What makes this a point of interest is that what HTTP server you're running is an ever smaller piece of the story these days. After all, you can run PHP on IIS. You can run ASPs on Apache under Unix--even VBScript ones, if you buy Chilisoft's module. Servlets, JSPs and high-end application servers are cross-platform: you can most servlets, or something like StoryServer, WebLogic or Dynamo on IIS, Apache or a Netscape server on any of several operating systems without changing a line of your code.
Heck, all those ".cfm" URLs are pretty ambiguous these days. ColdFusion, though closely associated with NT environments, has run on Solaris for ages, the core engine is also now available as a platform-independent servlet, and starting with a beta of 4.5, the flagship product is now also on Linux.
The important NT "wins" are the sites running ASP on IIS, with the logic tier built as COM objects hosted on MTS. And that's how many larger IIS sites are built these days. And unless, like Barnes and Noble, you are getting direct development assistance from Microsoft, this combination should strike a sensible technologist as an alarming degree of lock-in to a single vendor.

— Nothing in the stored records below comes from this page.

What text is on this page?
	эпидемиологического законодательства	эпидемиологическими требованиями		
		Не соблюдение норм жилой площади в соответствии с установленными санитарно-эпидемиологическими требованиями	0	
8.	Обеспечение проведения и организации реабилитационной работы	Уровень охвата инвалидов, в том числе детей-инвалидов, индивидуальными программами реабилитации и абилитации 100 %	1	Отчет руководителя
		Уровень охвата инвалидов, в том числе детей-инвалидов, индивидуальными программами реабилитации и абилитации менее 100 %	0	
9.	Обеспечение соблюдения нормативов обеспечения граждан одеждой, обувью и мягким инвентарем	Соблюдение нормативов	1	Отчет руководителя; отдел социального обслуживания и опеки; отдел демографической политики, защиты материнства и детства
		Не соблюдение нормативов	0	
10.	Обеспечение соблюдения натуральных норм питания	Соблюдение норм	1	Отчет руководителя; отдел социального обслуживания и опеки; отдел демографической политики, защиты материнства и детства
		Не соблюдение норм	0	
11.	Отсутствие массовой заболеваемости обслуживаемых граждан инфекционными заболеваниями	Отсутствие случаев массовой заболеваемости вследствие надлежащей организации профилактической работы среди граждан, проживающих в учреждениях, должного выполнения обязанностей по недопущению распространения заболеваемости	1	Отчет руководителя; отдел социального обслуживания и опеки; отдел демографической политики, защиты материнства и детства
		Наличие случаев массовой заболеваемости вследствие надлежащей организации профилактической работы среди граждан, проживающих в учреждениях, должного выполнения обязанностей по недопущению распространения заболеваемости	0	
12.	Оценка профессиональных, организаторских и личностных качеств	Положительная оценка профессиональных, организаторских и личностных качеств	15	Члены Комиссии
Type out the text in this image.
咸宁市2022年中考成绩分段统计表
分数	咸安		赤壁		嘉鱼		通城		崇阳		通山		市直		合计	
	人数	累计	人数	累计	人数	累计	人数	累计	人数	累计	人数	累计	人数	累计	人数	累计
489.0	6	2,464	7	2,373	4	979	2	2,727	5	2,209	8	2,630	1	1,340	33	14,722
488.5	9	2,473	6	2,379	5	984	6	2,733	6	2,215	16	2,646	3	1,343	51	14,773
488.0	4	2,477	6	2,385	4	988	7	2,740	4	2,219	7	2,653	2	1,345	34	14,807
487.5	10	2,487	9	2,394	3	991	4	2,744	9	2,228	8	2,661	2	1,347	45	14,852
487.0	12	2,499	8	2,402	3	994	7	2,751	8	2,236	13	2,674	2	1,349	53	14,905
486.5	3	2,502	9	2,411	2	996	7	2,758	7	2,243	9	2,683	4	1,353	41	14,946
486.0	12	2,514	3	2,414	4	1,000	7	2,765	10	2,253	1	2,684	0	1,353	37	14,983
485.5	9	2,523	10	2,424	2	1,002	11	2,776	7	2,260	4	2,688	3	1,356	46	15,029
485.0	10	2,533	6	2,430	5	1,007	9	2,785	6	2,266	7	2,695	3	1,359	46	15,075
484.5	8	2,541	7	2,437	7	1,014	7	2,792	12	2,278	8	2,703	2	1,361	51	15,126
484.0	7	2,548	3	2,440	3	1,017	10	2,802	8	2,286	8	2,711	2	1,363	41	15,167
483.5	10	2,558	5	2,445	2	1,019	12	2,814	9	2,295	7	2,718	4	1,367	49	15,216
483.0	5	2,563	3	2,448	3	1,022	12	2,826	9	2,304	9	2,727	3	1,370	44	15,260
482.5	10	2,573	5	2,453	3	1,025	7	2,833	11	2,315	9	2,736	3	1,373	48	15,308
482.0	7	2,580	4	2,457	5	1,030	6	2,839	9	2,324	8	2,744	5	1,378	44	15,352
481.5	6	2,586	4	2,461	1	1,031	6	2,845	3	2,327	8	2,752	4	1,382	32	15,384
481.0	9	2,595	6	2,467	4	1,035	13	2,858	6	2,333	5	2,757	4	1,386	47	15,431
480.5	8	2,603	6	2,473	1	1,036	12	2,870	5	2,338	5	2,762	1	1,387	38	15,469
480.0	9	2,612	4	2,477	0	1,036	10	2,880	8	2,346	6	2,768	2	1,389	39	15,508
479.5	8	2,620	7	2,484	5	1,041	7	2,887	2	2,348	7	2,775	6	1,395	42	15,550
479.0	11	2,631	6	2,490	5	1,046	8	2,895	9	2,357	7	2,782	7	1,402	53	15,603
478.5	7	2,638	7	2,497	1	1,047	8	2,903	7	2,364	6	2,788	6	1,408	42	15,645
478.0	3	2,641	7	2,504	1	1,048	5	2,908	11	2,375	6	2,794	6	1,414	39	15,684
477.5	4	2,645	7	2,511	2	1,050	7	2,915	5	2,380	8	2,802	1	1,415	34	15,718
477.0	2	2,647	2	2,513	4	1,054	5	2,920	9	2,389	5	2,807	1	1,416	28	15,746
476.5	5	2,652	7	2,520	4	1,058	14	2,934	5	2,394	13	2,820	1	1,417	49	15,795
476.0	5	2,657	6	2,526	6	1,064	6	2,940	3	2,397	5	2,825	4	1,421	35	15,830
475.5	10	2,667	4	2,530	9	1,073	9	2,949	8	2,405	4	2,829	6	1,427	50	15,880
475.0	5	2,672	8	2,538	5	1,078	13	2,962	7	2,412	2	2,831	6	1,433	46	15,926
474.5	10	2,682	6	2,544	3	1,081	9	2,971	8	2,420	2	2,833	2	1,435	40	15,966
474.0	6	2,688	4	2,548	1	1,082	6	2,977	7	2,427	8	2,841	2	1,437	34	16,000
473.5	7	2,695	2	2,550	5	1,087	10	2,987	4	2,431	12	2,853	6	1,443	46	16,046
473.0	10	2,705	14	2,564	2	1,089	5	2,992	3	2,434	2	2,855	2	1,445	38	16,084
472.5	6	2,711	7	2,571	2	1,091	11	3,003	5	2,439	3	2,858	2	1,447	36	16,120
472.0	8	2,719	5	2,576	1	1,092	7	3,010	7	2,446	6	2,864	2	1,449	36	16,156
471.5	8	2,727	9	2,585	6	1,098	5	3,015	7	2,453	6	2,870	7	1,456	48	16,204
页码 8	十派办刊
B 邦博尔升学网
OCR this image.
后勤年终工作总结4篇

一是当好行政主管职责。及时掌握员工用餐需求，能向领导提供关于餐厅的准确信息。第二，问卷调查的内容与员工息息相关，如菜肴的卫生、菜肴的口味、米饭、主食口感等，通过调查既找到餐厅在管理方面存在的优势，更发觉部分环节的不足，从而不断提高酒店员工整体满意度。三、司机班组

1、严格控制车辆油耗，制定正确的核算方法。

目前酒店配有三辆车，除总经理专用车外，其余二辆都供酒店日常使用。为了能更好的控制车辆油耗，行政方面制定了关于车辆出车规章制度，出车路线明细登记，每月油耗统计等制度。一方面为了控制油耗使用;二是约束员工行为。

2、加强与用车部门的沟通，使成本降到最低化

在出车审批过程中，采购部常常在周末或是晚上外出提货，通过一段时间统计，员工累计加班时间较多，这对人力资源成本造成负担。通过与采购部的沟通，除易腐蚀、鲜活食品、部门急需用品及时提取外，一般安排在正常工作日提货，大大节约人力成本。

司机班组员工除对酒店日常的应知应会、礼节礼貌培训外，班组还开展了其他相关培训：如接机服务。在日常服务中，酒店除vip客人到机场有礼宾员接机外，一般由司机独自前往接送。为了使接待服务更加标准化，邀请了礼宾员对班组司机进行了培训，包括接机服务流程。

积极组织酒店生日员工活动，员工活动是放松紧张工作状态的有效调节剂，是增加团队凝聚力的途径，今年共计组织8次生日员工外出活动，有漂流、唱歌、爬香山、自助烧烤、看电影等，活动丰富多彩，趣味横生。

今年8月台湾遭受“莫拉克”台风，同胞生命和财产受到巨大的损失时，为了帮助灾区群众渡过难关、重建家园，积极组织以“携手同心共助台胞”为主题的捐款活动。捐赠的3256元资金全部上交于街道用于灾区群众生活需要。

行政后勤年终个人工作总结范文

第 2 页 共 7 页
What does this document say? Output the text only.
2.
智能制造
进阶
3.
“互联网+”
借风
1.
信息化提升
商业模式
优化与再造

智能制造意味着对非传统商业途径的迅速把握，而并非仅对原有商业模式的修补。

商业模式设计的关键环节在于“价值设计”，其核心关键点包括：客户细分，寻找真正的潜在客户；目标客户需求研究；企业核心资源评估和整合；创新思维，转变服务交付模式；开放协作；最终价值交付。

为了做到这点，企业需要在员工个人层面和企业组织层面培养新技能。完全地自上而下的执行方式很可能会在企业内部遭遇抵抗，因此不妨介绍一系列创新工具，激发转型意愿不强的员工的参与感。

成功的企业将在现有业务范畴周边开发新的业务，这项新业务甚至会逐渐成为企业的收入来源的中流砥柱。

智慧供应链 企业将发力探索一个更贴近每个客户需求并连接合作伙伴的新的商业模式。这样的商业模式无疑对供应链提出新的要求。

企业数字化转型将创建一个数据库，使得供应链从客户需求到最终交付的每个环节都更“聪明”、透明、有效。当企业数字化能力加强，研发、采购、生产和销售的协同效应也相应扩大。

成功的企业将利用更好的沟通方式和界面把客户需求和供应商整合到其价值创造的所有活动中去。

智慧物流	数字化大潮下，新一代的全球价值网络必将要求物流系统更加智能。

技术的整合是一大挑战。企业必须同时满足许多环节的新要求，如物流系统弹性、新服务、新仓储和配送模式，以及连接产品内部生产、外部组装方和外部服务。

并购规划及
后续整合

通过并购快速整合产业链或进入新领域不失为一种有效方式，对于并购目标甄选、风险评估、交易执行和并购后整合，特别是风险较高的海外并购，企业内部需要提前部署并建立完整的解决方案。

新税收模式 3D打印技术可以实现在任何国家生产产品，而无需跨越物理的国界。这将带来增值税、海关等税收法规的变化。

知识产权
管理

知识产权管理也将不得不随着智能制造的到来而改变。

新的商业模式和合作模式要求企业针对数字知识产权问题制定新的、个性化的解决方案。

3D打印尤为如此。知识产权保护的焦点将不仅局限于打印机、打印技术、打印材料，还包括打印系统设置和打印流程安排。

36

Compare this to the freedom that using open technologies, whether PHP and mod_perl, or servlets and JSP, or even large-scale Java app servers gives you. Now that the major app server vendors have coalesced around the J2EE spec, you can switch from one big, scary app server to another, change operating systems and development tools, change databases, and change HTTP servers and still keep the bulk of your code intact. And most of what you're running will also run on a free, dinky little servlet engine or one of the forthccoming open-source EJB app servers chugging down the pike.
Doing things with ASP and don't like the latest direction MS Visual Studio is taking? Don't like the wholesale changes to the VB object model every 3 years? Want to try a different OS because you just can't get decent uptime and clustering working well enough under NT or Win2000? Too bad.